Предвидя полное крушение своей карьеры, а может, и жизни, он приказал подать перо и бумагу, выслал адъютанта, остался в горнице один. Перекрестился, вздохнул и принялся писать Григорию Потемкину: выгораживая себя, чернить других.

«Я в жизнь мою так несчастлив не бывал, — писал он, — имея губернатора, ничего не разумеющего, и артиллерийского генерала дурака. Теперь остается мне умереть, защищая крепость. И если Михельсон не будет, то не уповаю долее семи дней продержаться: со злодеем есть пушки, и крепость очень слаба. Итак, осталось одно средство — при крайности пистолет в лоб, чтоб с честью умереть, как верному подданному ее величества, которую я, как бога, почитаю. Повергните, братец, меня к ее священным стопам, которые я от сердца со слезами лобызаю. Бог видит, сколь ревностно и усердно ей служил. Прости, братец, если бог доведет нас до крайности... А самое главное несчастье, что на наш народ нельзя положиться».

Имея в своем распоряжении воинскую силу, ничуть не меньшую, чем у Михельсона, этот будущий царский лизоблюд сидел в каменных стенах крепости и поджидал спасения извне.

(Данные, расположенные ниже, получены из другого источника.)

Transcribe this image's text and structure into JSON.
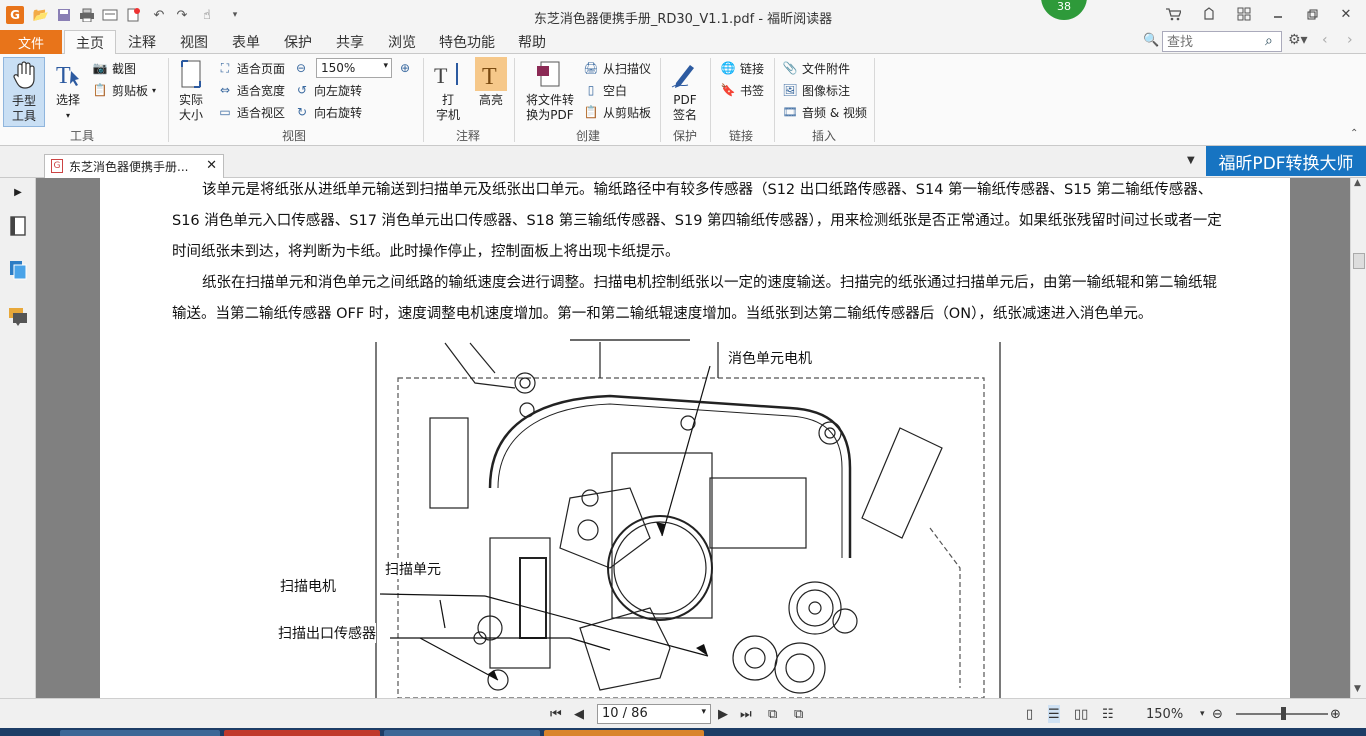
{
  "window": {
    "title": "东芝消色器便携手册_RD30_V1.1.pdf - 福昕阅读器",
    "badge": "38"
  },
  "ribbon_tabs": {
    "file": "文件",
    "tabs": [
      "主页",
      "注释",
      "视图",
      "表单",
      "保护",
      "共享",
      "浏览",
      "特色功能",
      "帮助"
    ],
    "active": "主页"
  },
  "search": {
    "placeholder": "查找"
  },
  "ribbon": {
    "tools": {
      "hand": "手型\n工具",
      "select": "选择",
      "screenshot": "截图",
      "clipboard": "剪贴板",
      "group": "工具"
    },
    "view": {
      "actual_size": "实际\n大小",
      "fit_page": "适合页面",
      "fit_width": "适合宽度",
      "fit_visible": "适合视区",
      "zoom": "150%",
      "rotate_left": "向左旋转",
      "rotate_right": "向右旋转",
      "group": "视图"
    },
    "comment": {
      "typewriter": "打\n字机",
      "highlight": "高亮",
      "group": "注释"
    },
    "create": {
      "convert": "将文件转\n换为PDF",
      "from_scanner": "从扫描仪",
      "blank": "空白",
      "from_clipboard": "从剪贴板",
      "group": "创建"
    },
    "protect": {
      "sign": "PDF\n签名",
      "group": "保护"
    },
    "links": {
      "link": "链接",
      "bookmark": "书签",
      "group": "链接"
    },
    "insert": {
      "attachment": "文件附件",
      "image": "图像标注",
      "media": "音频 & 视频",
      "group": "插入"
    }
  },
  "doc_tab": {
    "label": "东芝消色器便携手册..."
  },
  "promo": "福昕PDF转换大师",
  "document": {
    "para1": "该单元是将纸张从进纸单元输送到扫描单元及纸张出口单元。输纸路径中有较多传感器（S12 出口纸路传感器、S14 第一输纸传感器、S15 第二输纸传感器、S16 消色单元入口传感器、S17 消色单元出口传感器、S18 第三输纸传感器、S19 第四输纸传感器），用来检测纸张是否正常通过。如果纸张残留时间过长或者一定时间纸张未到达，将判断为卡纸。此时操作停止，控制面板上将出现卡纸提示。",
    "para2": "纸张在扫描单元和消色单元之间纸路的输纸速度会进行调整。扫描电机控制纸张以一定的速度输送。扫描完的纸张通过扫描单元后，由第一输纸辊和第二输纸辊输送。当第二输纸传感器 OFF 时，速度调整电机速度增加。第一和第二输纸辊速度增加。当纸张到达第二输纸传感器后（ON），纸张减速进入消色单元。",
    "diagram_labels": {
      "erase_motor": "消色单元电机",
      "scan_unit": "扫描单元",
      "scan_motor": "扫描电机",
      "scan_exit_sensor": "扫描出口传感器"
    }
  },
  "status": {
    "page": "10 / 86",
    "zoom": "150%"
  }
}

Однако генерал-майор Потемкин своим письмом прекрасно потрафил в намеченную цель: всесильный фаворит полученное им послание представил Екатерине, замолвил за родственника нужное словечко, и вот в скором времени, через одиннадцать дней, получился результат. В собственноручном письме-экстре Екатерина сообщала: «Дабы вы свободнее могли упражняться службою моею, к которой вы столь многое показываете усердное рвение, приказала я заплатить, вместо вас, при сем следующие возвратно к вам 24 векселя, о чем прошу более ни слова не упомянуть, а впредь быть воздержаннее».

Вот и отлично: замест гневного высочайшего выговора, погашены долги, можно делать новые. Да здравствует премудрая Екатерина!

В дверь постучали. Вошел осанистый иеромонах, поклонился, сказал:

— Ваше превосходительство! Владыка Вениамин отпел благодарственный молебен в соборе по случаю некоего затишения злодейского стрельбища и желал бы совершить в кремле крестный ход с крестами и иконами, дабы укрепить дух как защитников, так и богоспасаемого народа...

— Рад слышать... Дальше-с?

— Владыка послал меня упредить вашу милость, чтобы вы, услыша благовест и большой трезвон, испугу не предались.

— Кто — я?! — Потемкин побагровел, поднялся и гневно произнес: — Передайте владыке, что я не так уж слаб душевно, как он думает... Вы лучше предупредили бы губернатора, чтобы сей кавалер со страху не испустил дух.

— Его высокопревосходительство уже в соборе.

Примечания

1. Владимиров. «Исторические записки о Первой Казанской гимназии». — В.Ш.

2. Некоторые сцены даются на мемуарном материале «Сказания казанского купца И.А. Сухорукова, о пребывании Пугачева в Казани» (см. Прибавление к «Казанск. губ. ведомостям» за 1843 год, с. 44). — В.Ш.